The final essays of the collection interrogate the construction of the medical practitioner and medical culture at a “predisciplinary” moment prior to the development of the hard sciences and highly specialized fields of medical practice (11). D. Christopher Gabbard's contribution importantly recovers the centrality of disability in studies of eighteenth-century literature and medicine by unpacking how discourses of physiognomy gave rise to ableist frameworks of the “compleat, common form” (226) that would be both reinforced and subverted by literatures of the period. As do the other contributors discussing madness, Gabbard considers how canonical literary figures like Jonathan Swift, Samuel Johnson, and Alexander Pope each attempted to undermine ableist objectification and stereotyping by playing with the developing discourses of sensibility and sentimentality. The Enlightenment naturalization of disability and deformity as human lack or bodily weakness would be, as Corinna Wagner traces, reinforced by later eighteenth-century anatomy, which essentialized bodies in terms race and class to deeply political effect. Medicine's implication within these longer histories of discrimination and stigma remains a vital area of future inquiry.
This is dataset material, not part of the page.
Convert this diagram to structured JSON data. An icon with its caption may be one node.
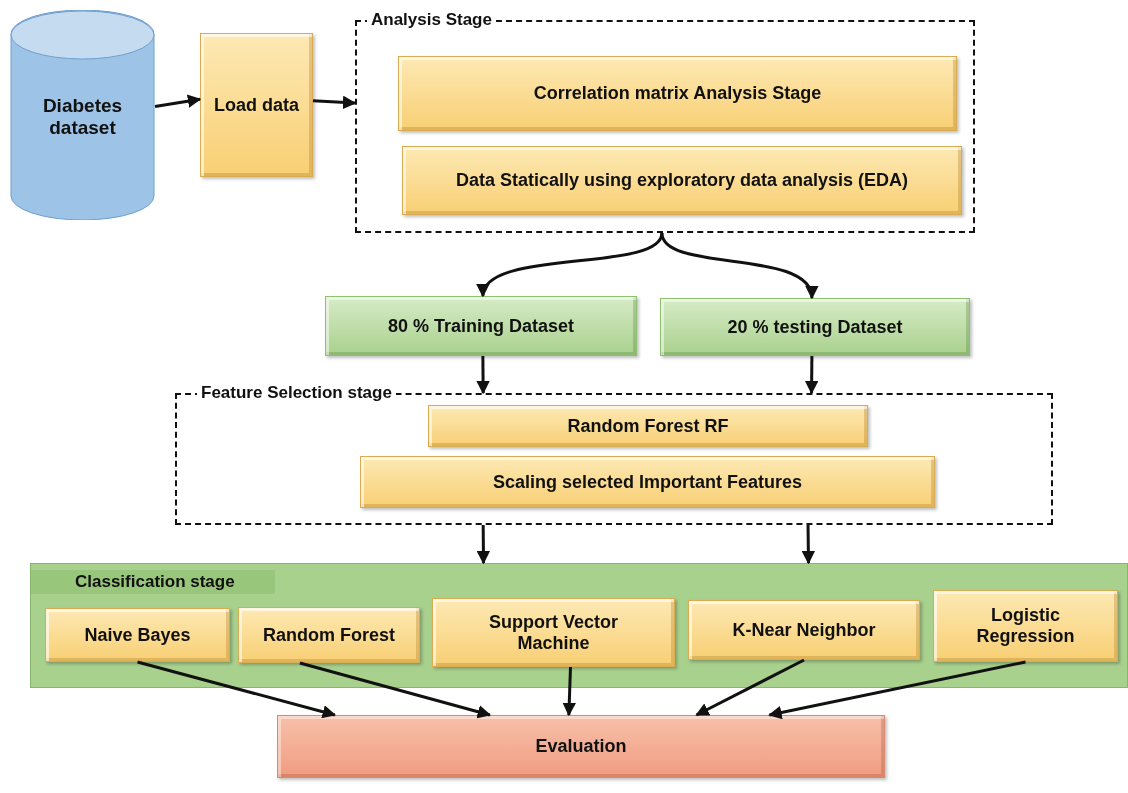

Literature and Medicine: The Eighteenth Century is a deeply dialogic volume of essays that not only speaks back to a field with an extensive critical tradition but enables new conversations with new works both primary and secondary and new fields. The collection exemplifies a long-standing self-reflexivity in the field of literature and medicine whose practitioners consistently interrogate the field's critical terms and assumptions. Rather than claiming to be comprehensive or complete, authors of the essays that comprise this collection model a scholarly humility and openness that distinguishes literature and medicine as a field willing to grapple with its own limitations.